There Are Only Three Punches in Boxing (Sort Of)
People who haven’t trained often assume boxing is simple to learn. There are basically three kinds of punches, you keep your hands up, you move your feet. An afternoon of practice and you’ve got the gist. The first part isn’t even wrong: almost everything thrown in a boxing match comes from three families. The trouble starts when you try to actually throw one well.
The simple version
If you strip boxing down to its punches, there really are only three shapes. Straight punches travel in a line toward the target. Hooks come around the side in an arc. Uppercuts rise up from below. Throw each of those with your lead hand or your rear hand and you get six punches, which is exactly why most gyms number them 1 through 6: jab, cross, lead hook, rear hook, lead uppercut, rear uppercut.
That numbering is genuinely useful, and it’s how the Shadow Boxing App calls combinations out loud during a round. It also makes boxing sound like a closed system. Six options, learn them, done. If you’ve ever spent ten minutes throwing what you thought was a clean jab while someone who actually boxes watched, you know it doesn’t work like that.
Then you try to throw a jab
The jab is supposedly the simplest punch in the sport. It’s also the one I’d point to first when someone says boxing is just three punches, because the jab isn’t one thing. It’s a category.
- The range-finder. A quick jab you paw out to measure distance and annoy your opponent.
- The flicker jab. Fast and snapping with barely any shoulder behind it, thrown more to disrupt than to hurt.
- The step-in jab. You close distance with your feet and put real weight into it, which lands very differently from a jab thrown standing still.
- The double jab. Two in a row to break rhythm and walk someone onto the second one.
- The body jab. Makes you bend your knees and change levels before you throw.
- The feint jab. Thrown purely as a fake, where the whole point is that it doesn’t land.
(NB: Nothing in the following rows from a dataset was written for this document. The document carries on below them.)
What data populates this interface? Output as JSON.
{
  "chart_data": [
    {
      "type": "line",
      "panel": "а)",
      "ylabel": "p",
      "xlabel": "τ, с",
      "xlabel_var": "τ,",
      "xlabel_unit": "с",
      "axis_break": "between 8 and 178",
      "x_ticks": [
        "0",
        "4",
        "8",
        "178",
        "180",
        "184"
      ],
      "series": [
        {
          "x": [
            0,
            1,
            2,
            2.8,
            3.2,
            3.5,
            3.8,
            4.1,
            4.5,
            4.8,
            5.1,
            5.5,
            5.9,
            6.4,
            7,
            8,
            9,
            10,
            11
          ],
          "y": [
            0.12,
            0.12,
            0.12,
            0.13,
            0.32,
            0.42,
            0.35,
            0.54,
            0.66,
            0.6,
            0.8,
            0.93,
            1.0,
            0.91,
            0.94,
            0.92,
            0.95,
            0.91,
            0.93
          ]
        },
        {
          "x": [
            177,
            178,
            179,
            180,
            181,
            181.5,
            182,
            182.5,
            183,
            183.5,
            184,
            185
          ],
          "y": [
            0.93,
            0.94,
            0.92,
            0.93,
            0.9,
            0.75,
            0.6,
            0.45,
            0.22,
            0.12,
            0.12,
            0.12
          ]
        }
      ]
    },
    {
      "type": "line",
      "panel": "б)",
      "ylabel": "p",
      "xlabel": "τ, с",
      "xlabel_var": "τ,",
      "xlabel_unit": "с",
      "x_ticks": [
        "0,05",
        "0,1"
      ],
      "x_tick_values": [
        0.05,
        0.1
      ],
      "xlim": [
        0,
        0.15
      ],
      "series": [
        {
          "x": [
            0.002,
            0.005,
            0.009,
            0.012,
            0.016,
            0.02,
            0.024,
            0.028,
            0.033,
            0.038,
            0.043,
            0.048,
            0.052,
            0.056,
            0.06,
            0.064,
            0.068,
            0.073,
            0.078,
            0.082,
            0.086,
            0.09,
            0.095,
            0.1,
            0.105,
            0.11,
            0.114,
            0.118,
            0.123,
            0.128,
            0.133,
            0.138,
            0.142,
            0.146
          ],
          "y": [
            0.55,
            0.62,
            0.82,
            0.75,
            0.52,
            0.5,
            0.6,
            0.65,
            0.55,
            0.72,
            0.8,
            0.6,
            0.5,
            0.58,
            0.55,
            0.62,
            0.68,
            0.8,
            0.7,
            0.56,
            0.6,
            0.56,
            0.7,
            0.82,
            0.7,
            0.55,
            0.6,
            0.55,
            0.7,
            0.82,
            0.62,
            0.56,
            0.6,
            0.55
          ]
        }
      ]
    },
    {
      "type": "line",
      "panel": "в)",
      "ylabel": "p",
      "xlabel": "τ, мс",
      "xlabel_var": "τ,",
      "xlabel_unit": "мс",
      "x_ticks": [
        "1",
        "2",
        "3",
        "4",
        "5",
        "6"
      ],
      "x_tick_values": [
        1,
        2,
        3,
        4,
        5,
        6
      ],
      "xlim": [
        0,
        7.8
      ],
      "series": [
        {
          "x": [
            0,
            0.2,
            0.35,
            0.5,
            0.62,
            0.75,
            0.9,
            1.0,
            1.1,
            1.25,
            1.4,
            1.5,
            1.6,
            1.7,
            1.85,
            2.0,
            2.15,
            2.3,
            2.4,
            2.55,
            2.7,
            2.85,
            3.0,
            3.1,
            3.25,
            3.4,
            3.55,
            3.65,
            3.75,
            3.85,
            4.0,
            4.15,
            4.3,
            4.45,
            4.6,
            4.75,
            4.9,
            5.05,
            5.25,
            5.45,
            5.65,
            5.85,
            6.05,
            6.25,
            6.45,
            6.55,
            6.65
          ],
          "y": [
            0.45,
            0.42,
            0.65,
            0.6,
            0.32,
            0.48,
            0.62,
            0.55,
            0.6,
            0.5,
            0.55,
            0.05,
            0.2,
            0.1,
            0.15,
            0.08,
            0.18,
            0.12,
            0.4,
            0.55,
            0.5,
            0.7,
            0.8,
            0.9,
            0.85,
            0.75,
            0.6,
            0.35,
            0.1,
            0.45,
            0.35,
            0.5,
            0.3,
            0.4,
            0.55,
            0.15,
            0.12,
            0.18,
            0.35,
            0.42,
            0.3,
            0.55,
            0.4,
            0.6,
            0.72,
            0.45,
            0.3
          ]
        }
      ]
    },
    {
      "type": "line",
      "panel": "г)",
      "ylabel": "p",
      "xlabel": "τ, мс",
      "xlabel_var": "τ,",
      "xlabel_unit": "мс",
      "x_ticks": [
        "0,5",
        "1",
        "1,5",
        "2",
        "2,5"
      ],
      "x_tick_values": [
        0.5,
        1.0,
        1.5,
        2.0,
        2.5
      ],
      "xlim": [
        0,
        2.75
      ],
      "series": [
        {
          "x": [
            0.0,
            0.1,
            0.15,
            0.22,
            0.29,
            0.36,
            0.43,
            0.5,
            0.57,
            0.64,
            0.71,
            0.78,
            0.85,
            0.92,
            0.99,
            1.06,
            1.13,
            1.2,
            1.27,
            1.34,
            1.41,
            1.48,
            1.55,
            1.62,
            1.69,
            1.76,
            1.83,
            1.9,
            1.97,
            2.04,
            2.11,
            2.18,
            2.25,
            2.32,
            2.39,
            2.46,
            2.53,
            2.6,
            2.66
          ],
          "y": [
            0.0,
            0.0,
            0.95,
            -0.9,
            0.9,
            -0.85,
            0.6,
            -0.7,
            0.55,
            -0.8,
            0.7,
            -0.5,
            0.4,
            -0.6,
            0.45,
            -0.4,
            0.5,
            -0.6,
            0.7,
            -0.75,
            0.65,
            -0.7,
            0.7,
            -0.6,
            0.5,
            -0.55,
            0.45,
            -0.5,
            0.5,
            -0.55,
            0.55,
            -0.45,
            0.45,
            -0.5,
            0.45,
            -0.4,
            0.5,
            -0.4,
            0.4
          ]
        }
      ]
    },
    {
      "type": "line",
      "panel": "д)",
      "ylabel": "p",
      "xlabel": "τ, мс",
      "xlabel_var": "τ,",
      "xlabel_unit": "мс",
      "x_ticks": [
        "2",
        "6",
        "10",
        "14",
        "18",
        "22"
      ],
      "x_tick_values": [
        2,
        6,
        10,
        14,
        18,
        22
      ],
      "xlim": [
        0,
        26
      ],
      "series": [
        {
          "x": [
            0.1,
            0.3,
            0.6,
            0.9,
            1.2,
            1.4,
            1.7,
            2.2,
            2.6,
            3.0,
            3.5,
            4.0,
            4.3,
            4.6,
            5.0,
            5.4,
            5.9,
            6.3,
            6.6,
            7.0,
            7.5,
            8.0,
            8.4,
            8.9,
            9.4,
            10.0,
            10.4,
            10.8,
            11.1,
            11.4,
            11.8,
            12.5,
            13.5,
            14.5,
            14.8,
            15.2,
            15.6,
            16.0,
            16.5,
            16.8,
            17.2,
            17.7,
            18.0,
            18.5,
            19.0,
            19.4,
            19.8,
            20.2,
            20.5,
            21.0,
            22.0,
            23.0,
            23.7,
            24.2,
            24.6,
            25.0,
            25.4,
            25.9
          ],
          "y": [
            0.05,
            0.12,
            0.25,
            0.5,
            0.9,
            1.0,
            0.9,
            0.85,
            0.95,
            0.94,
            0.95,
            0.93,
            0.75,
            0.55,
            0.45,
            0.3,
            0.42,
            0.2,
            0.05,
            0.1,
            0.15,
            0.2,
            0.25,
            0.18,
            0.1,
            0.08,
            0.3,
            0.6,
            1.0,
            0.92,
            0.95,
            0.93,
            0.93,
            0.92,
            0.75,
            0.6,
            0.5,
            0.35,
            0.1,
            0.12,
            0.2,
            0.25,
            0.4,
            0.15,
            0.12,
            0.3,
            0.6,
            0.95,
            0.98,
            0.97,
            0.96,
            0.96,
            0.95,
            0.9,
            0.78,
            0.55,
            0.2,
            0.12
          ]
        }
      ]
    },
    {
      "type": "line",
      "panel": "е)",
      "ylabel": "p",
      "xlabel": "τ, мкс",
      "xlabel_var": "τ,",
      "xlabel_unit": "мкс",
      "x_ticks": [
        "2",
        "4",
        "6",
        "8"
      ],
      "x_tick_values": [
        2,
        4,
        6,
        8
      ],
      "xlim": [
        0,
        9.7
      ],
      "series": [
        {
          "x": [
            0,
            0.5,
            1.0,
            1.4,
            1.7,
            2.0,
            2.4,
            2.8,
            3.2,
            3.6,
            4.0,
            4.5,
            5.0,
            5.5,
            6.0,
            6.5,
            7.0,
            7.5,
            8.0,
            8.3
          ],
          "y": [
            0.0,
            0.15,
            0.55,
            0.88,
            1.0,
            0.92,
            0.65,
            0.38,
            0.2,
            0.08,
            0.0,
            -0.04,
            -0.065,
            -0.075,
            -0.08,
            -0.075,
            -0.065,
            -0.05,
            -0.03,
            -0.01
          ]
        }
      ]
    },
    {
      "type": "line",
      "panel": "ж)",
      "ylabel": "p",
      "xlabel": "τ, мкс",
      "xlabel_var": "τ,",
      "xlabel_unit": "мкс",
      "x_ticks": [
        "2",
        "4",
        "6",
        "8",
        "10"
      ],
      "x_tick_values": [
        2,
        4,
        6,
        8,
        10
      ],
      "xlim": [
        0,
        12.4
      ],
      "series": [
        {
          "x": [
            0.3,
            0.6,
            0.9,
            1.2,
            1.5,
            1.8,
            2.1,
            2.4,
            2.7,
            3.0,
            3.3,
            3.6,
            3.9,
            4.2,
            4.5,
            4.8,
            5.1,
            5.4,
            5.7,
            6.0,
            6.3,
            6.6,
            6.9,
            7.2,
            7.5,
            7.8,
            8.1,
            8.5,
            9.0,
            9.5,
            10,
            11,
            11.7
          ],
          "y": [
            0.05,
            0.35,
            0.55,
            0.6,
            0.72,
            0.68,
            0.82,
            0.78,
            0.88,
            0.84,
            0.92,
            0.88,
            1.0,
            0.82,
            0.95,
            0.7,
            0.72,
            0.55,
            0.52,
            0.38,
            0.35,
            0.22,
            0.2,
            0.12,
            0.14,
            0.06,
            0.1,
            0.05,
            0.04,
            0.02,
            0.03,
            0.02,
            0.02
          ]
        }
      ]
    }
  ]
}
Same punch on paper. Completely different timing, distance, intent, and mechanics. Learning “the jab” means learning all of those and knowing which one the moment calls for.
Every punch does this
The jab isn’t special in this regard, it’s just the clearest example. The same branching happens everywhere once you look.
The hook splits into a whole debate about whether your palm faces down or stays vertical at impact, and that’s before you get to the shovel hook or the check hook used to spin away from a charging opponent. The cross changes character depending on whether you sit down on it for power or fire it quick to beat someone to the punch. Uppercuts thrown to the head and uppercuts dug into the body feel like different moves entirely. Add in doubling punches, mixing levels, and throwing off either foot, and the six-punch starter set quietly turns into a long list.
This is roughly why the technique catalogue in the app is organised the way it is. Punches sit alongside footwork, defenses, feints, and tactics, with each entry getting its own breakdown and tutorial video, because “jab” by itself isn’t enough information to train on.
The punch is only half the job
Here’s the part that makes boxing genuinely deep rather than just having a lot of named techniques: the punch you throw matters less than everything wrapped around it.
A jab thrown at the wrong distance is a wasted motion. The same jab thrown a beat after a feint, while your opponent is reacting to something that wasn’t real, can win you the exchange. Distance, timing, the setup before, the exit after, where your weight is, whether your guard comes back: all of that decides whether a punch does anything. Two boxers can throw the identical mechanical jab and have it mean completely different things based on when and why they chose it.
That’s the layer the numbering system can’t capture. The app can call “1” and you can throw a technically clean jab, but choosing the right jab, at the right range, at the right moment, is the skill that takes years rather than an afternoon.
Why this is good news for training
If boxing really were just six punches, you’d hit a ceiling fast and get bored. The depth is what keeps it interesting. There is always a variation to refine, a setup to add, a bad habit in your jab you didn’t know you had.
It also means you can train productively at any level. A beginner works on throwing a straight, balanced jab and getting the guard back, which is exactly what our boxing fundamentals guides walk through. Someone more experienced spends a round drilling nothing but jab variations: range-finder, double, step-in, body, feint. The app has exercises for exactly this, from a Foundation Jab session focused purely on form to a Focus on the Jab round that builds combinations around it. You can also browse the full technique catalogue and the in-app exercises to see how far past the basics it goes.
Three punches is the honest beginner’s summary of boxing. It’s also the reason the sport is still teaching people things decades into training. Both are true, which is sort of the whole appeal.